Administration de la justice en Guinée en 2020 : « la gouvernance n’a pas été en faveur des huissiers », dixit Me Sory Daouda Camara

Me Sory Daouda Camara, président de la chambre nationale des huissiers de justice de Guinée
Me Sory Daouda Camara, président de la chambre nationale des huissiers de justice de Guinée

Chargés d’exécuter les décisions de justice rendues par les cours et tribunaux en Guinée, les huissiers de justice du pays ont passé une année 2020 très pénible. En plus de la pandémie de COVID-19 qui impacté toute la chaine judiciaire du pays, les huissiers de justice ont eu de la peine à faire leur travail. Et, C’est le pouvoir exécutif qui aurait mis dans les roues de ces auxiliaires de justice qui contribuent à l’administration d’une bonne et saine justice.

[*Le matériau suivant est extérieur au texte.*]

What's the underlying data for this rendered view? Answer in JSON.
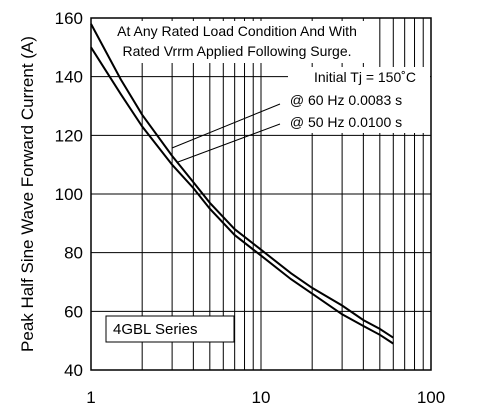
{
  "chart_data": {
    "type": "line",
    "ylabel": "Peak Half Sine Wave Forward Current (A)",
    "xlabel": "",
    "xscale": "log",
    "xlim": [
      1,
      100
    ],
    "ylim": [
      40,
      160
    ],
    "grid": true,
    "x_tick_labels": [
      "1",
      "10",
      "100"
    ],
    "y_tick_labels": [
      "40",
      "60",
      "80",
      "100",
      "120",
      "140",
      "160"
    ],
    "series": [
      {
        "x": [
          1,
          1.5,
          2,
          3,
          4,
          5,
          7,
          10,
          15,
          20,
          30,
          40,
          50,
          60
        ],
        "values": [
          158,
          139,
          127,
          113,
          104,
          97,
          88,
          81,
          73,
          68,
          62,
          57,
          54,
          51
        ]
      },
      {
        "x": [
          1,
          1.5,
          2,
          3,
          4,
          5,
          7,
          10,
          15,
          20,
          30,
          40,
          50,
          60
        ],
        "values": [
          150,
          134,
          123,
          110,
          102,
          95,
          86,
          79,
          71,
          66,
          59,
          55,
          52,
          49
        ]
      }
    ],
    "annotations": [
      "At Any Rated Load Condition And With",
      "Rated Vrrm Applied Following Surge.",
      "Initial Tj = 150˚C",
      "@ 60 Hz 0.0083 s",
      "@ 50 Hz 0.0100 s",
      "4GBL  Series"
    ]
  }
}
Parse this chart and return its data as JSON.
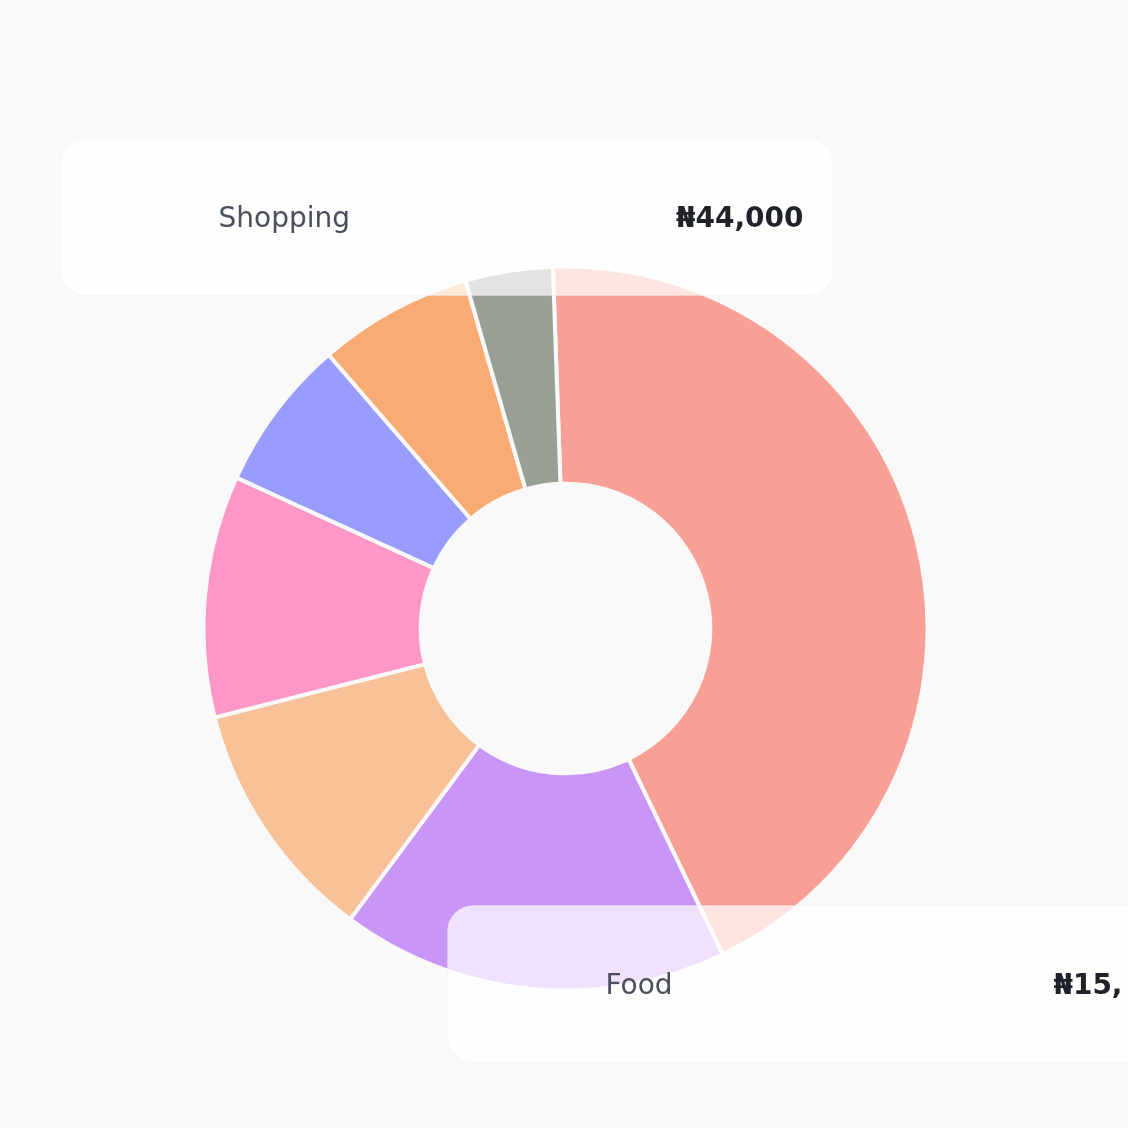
{
  "chart_data": {
    "type": "donut",
    "categories": [
      null,
      null,
      null,
      null,
      null,
      null,
      null
    ],
    "values": [
      43.4,
      17.3,
      10.9,
      10.8,
      6.8,
      6.9,
      3.9
    ],
    "colors": [
      "#f9a096",
      "#c996f8",
      "#f9c197",
      "#fc97c7",
      "#989cfc",
      "#f9ab74",
      "#989f95"
    ],
    "annotations": [
      "Shopping",
      "₦44,000",
      "Food",
      "₦15,"
    ]
  }
}
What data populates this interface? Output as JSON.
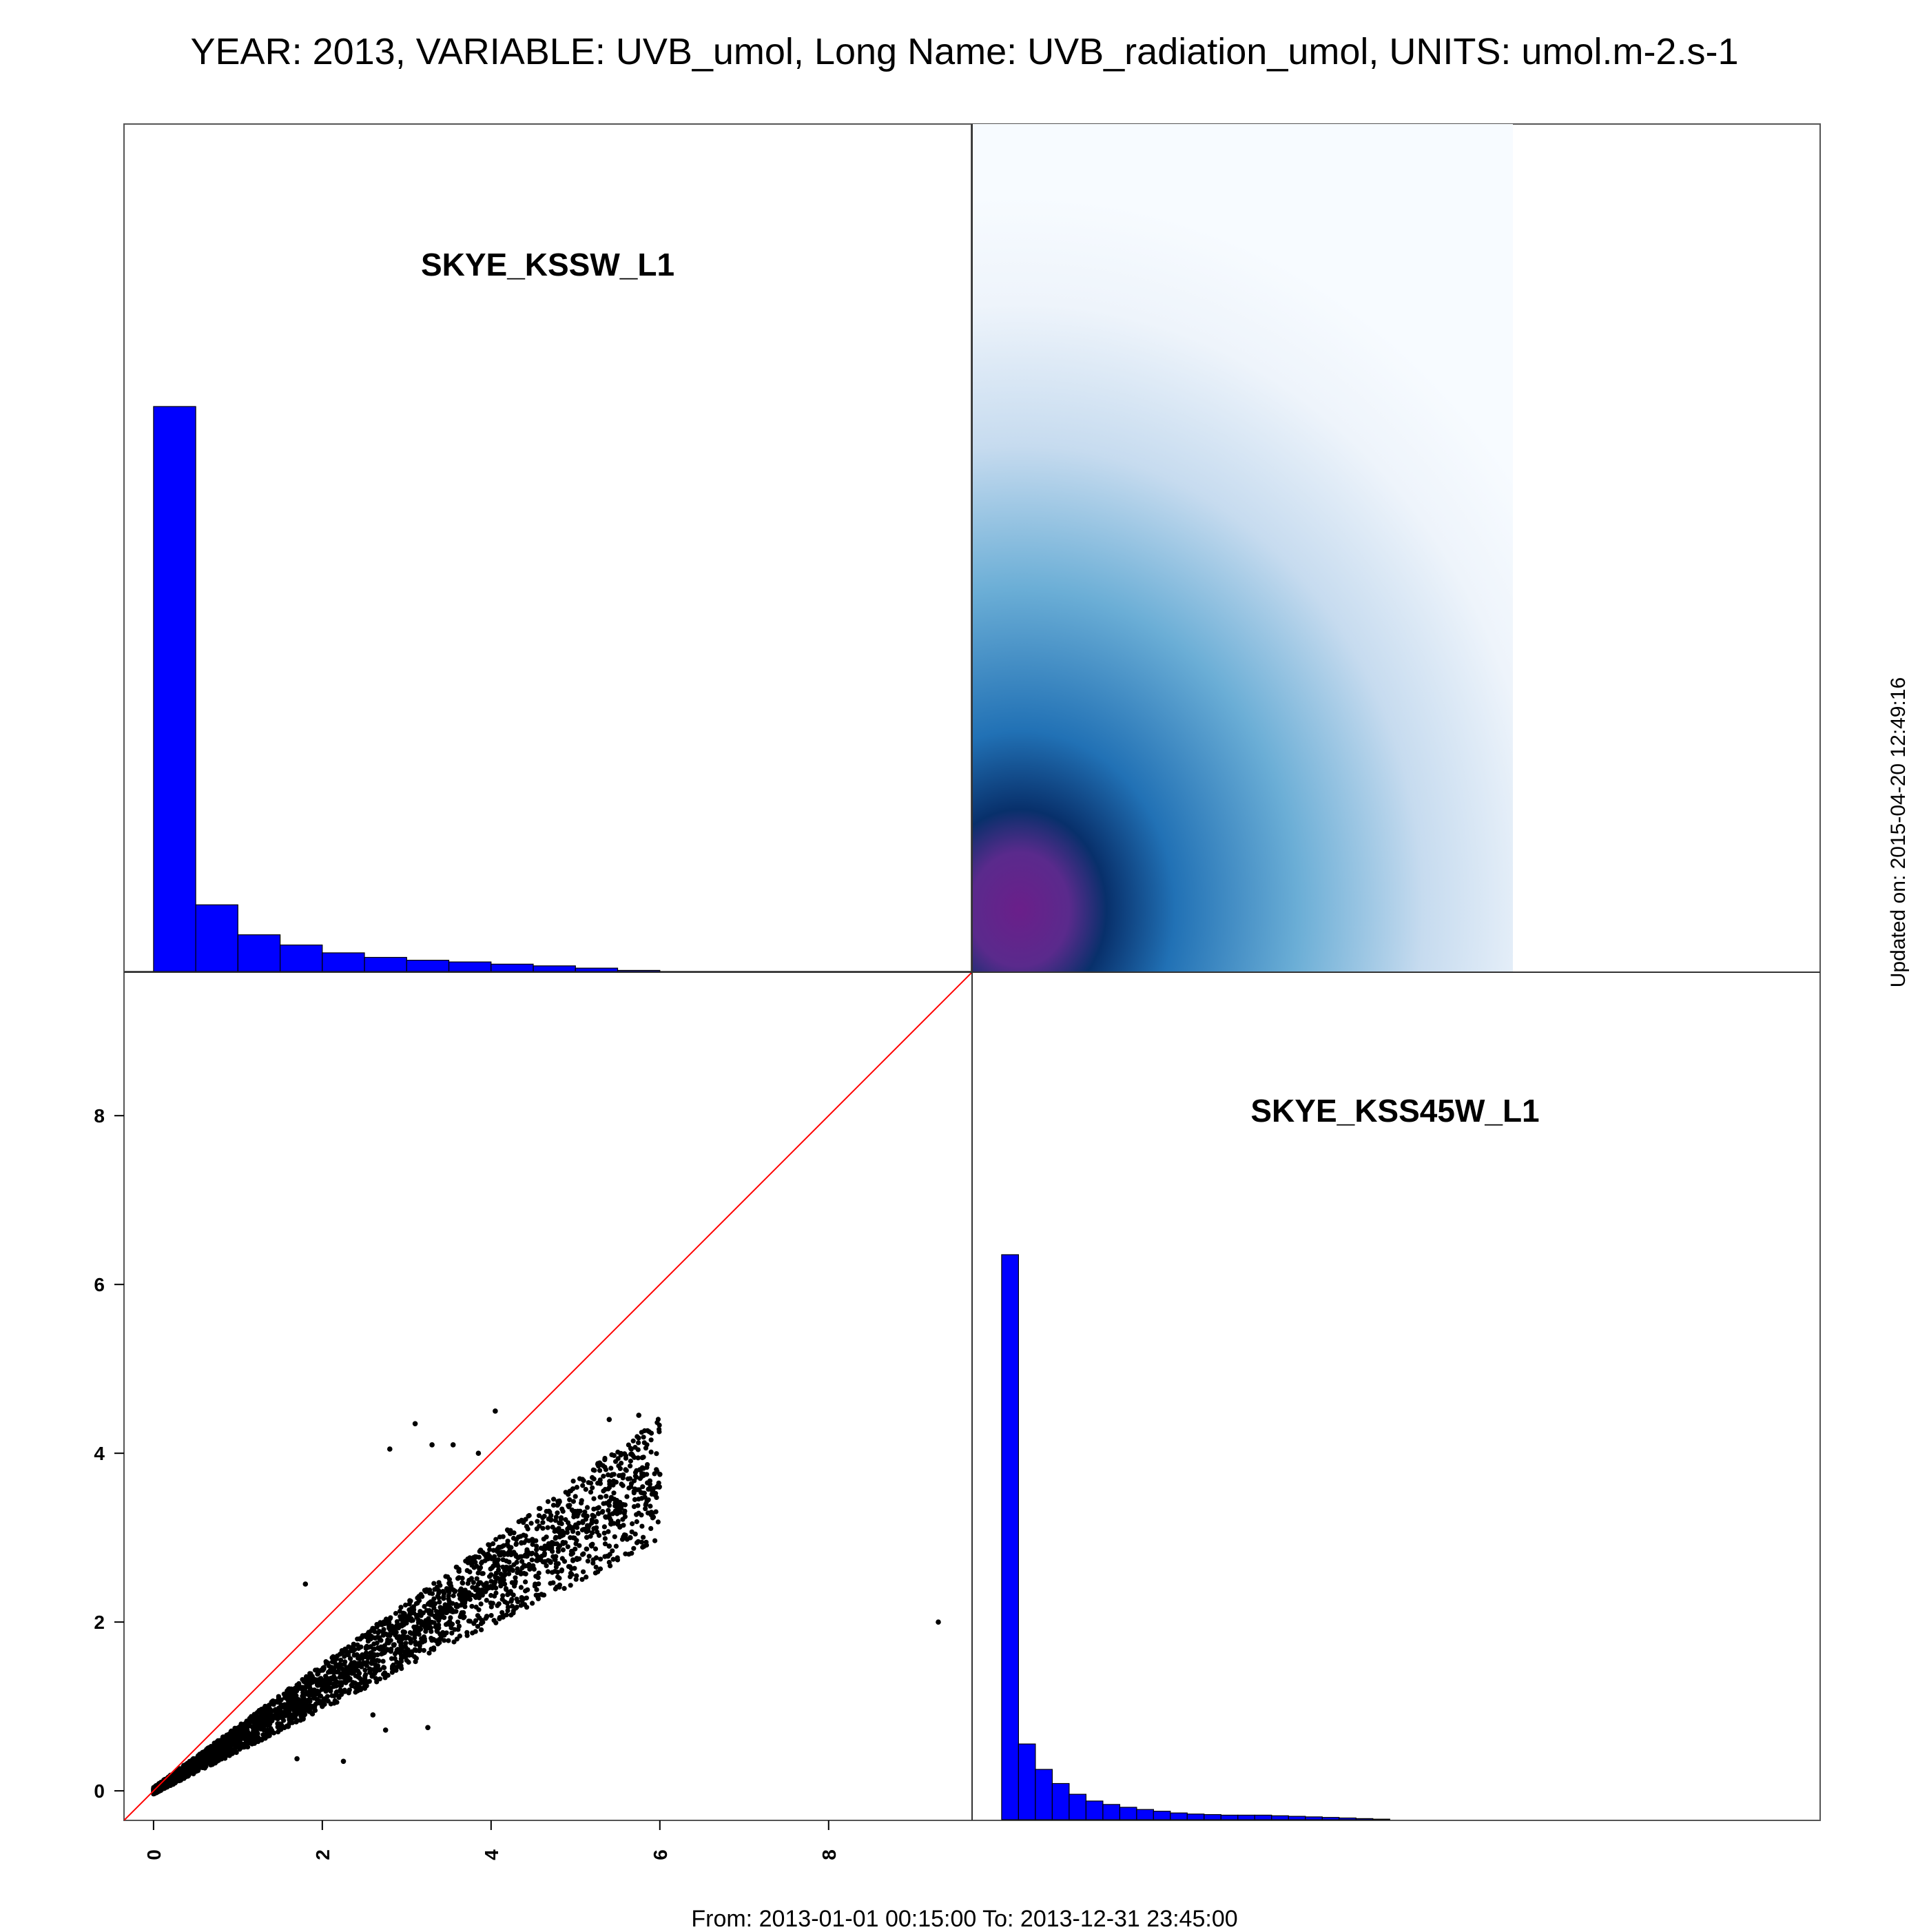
{
  "title": "YEAR: 2013, VARIABLE: UVB_umol, Long Name: UVB_radiation_umol, UNITS: umol.m-2.s-1",
  "footer": "From: 2013-01-01 00:15:00 To: 2013-12-31 23:45:00",
  "updated": "Updated on: 2015-04-20 12:49:16",
  "colors": {
    "histogram_fill": "#0000ff",
    "points": "#000000",
    "identity_line": "#ff0000",
    "density_low": "#f7fbff",
    "density_mid": "#4a98c9",
    "density_high": "#08306b",
    "density_peak": "#6a1f8a"
  },
  "chart_data": [
    {
      "type": "histogram",
      "panel": "top-left",
      "variable": "SKYE_KSSW_L1",
      "bin_edges": [
        0,
        0.5,
        1,
        1.5,
        2,
        2.5,
        3,
        3.5,
        4,
        4.5,
        5,
        5.5,
        6
      ],
      "relative_heights": [
        1.0,
        0.118,
        0.065,
        0.047,
        0.033,
        0.025,
        0.02,
        0.017,
        0.013,
        0.01,
        0.006,
        0.002
      ]
    },
    {
      "type": "heatmap",
      "panel": "top-right",
      "description_x": "SKYE_KSSW_L1",
      "description_y": "SKYE_KSS45W_L1",
      "xlim": [
        -0.35,
        9.7
      ],
      "ylim": [
        -0.35,
        9.7
      ],
      "peak": [
        0.55,
        0.75
      ]
    },
    {
      "type": "scatter",
      "panel": "bottom-left",
      "xlabel": "SKYE_KSSW_L1",
      "ylabel": "SKYE_KSS45W_L1",
      "xlim": [
        -0.35,
        9.7
      ],
      "ylim": [
        -0.35,
        9.7
      ],
      "x_ticks": [
        "0",
        "2",
        "4",
        "6",
        "8"
      ],
      "y_ticks": [
        "0",
        "2",
        "4",
        "6",
        "8"
      ],
      "x_tick_values": [
        0,
        2,
        4,
        6,
        8
      ],
      "y_tick_values": [
        0,
        2,
        4,
        6,
        8
      ],
      "identity_line": true,
      "main_trend": {
        "x_max": 6.0,
        "slope_upper": 0.67,
        "slope_lower": 0.56
      },
      "outliers": [
        [
          9.3,
          2.0
        ],
        [
          3.1,
          4.35
        ],
        [
          4.05,
          4.5
        ],
        [
          2.8,
          4.05
        ],
        [
          3.3,
          4.1
        ],
        [
          3.55,
          4.1
        ],
        [
          3.85,
          4.0
        ],
        [
          5.75,
          4.45
        ],
        [
          5.4,
          4.4
        ],
        [
          5.9,
          3.3
        ],
        [
          6.0,
          3.75
        ],
        [
          2.75,
          0.72
        ],
        [
          3.25,
          0.75
        ],
        [
          2.25,
          0.35
        ],
        [
          1.7,
          0.38
        ],
        [
          5.4,
          2.9
        ],
        [
          5.65,
          3.0
        ],
        [
          1.8,
          2.45
        ],
        [
          2.0,
          1.0
        ],
        [
          2.6,
          0.9
        ]
      ]
    },
    {
      "type": "histogram",
      "panel": "bottom-right",
      "variable": "SKYE_KSS45W_L1",
      "bin_edges": [
        0,
        0.2,
        0.4,
        0.6,
        0.8,
        1.0,
        1.2,
        1.4,
        1.6,
        1.8,
        2.0,
        2.2,
        2.4,
        2.6,
        2.8,
        3.0,
        3.2,
        3.4,
        3.6,
        3.8,
        4.0,
        4.2,
        4.4,
        4.6
      ],
      "relative_heights": [
        1.0,
        0.134,
        0.089,
        0.064,
        0.045,
        0.033,
        0.027,
        0.022,
        0.018,
        0.015,
        0.012,
        0.01,
        0.009,
        0.008,
        0.008,
        0.008,
        0.007,
        0.006,
        0.005,
        0.004,
        0.003,
        0.002,
        0.001
      ]
    }
  ]
}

Dans un entretien accordé à Guineematin.com lundi dernier, 04 janvier 2021, le président de la chambre nationale des huissiers de justice de Guinée, Me Sory Daouda Camara, a laissé entendre que les huissiers ne sont pas retrouvés dans la gouvernance au cours de l’année 2020. Car, ils ont été empêchés de faire convenablement leur travail.

« A l’instar de tous les autres secteurs, la profession d’huissier de justice a connu d’énormes difficultés durant l’année écoulée. C’est vrai que la Covid-19 a impacté la quasi-totalité des secteurs ; mais, concernant la profession d’huissier de justice, nous avons enregistré et nous continuons d’enregistrer des difficultés. La gouvernance n’a pas été en faveur de notre profession. Vous savez, la justice c’est une chaîne. Il y a les magistrats qui rendent les décisions de justice, des avocats qui plaident, il y a les notaires, il y a des greffiers. Mais, au-delà de tout cela, qu’est-ce qui fait la justice ? C’est l’application des décisions rendues. Il n’y a pas en matière de textes, je peux lancer le défi, je ne vois pas ce pays qui est mieux meublé que la Guinée, en tout cas dans notre sous-région, en matière de législation. Nous avons les plus beaux textes. Ce n’est pas tout, on est allé au-delà, des réformes ont été apportées au sein du système de la Justice. Mais, tout cela concours à quoi lorsque les décisions rendues au nom du peuple de Guinée ne sont pas appliquées ? Et finalement, on s’interroge pourquoi un département de la justice ? Pourquoi un ministre de la Justice garde des sceaux ? Pourquoi les magistrats ? Pourquoi nos tribunaux si au finish les décisions rendues sont simplement classées dans les tiroirs. Ce qui me pousse à dire que nous, nous ne nous sommes pas retrouvés dans la gouvernance courant l’année écoulée, si la gouvernance a existé. Nous savons qu’elle a bien existé ; mais, elle n’a pas été en faveur des huissiers de justice », a indiqué Me Sory Daouda Camara.

Cependant, pour le président de la chambre nationale des huissiers de justice de Guinée, c’est le président de la république, Alpha Condé, qui aurait empêché les huissiers de faire le travail pour lequel ils ont prêté serment. Le chef de l’Etat aurait interdit au procureur de la Cour d’Appel de délivrer des réquisitions à ces auxiliaires de justice pour une exécution des décisions rendues par les Cours et tribunaux.

« La justice a fonctionné dans son ensemble ; mais, le pouvoir ne nous a pas permis d’exécuter les décisions de justice. C’est le pouvoir qui nous a empêchés et qui continue de nous empêcher de travailler. Les propos du procureur près la Cour d’Appel de Conakry en font foi. C’est lui qui a l’obligation d’accompagner les huissiers dans le cadre de l’exécution des décisions de justice. Mais, le procureur a fait savoir qu’il lui a été formellement interdit de prêter son concours. Parce que prêter son concours consiste à nous délivrer un document qu’on appelle réquisition. C’est cette réquisition qui met la force publique en mouvement. Et si jusqu’à date il continue à nous dire : je ne peux pas parce que le président de la République m’en interdit, est-ce que nous pouvons affirmer que l’année 2020 a été une année dont les huissiers se sont retrouvés dans la gouvernance ? Non. Et, jusqu’ici, les mêmes difficultés persistent. Nous sommes en contact avec le garde des sceaux qui est un brillant avocat, qui connaît nos problèmes. Il a recensé nos maux. Nous attendions l’installation de monsieur le président de la République, chose qui est déjà faite, pour que nous soyons reçus par le président de la République. Nous comptons mettre cette rencontre avec le président à profit pour exposer de façon claire nos problèmes afin qu’il puisse les résoudre conformément à la loi, conformément à son serment », a dit Me Sory Daouda Camara.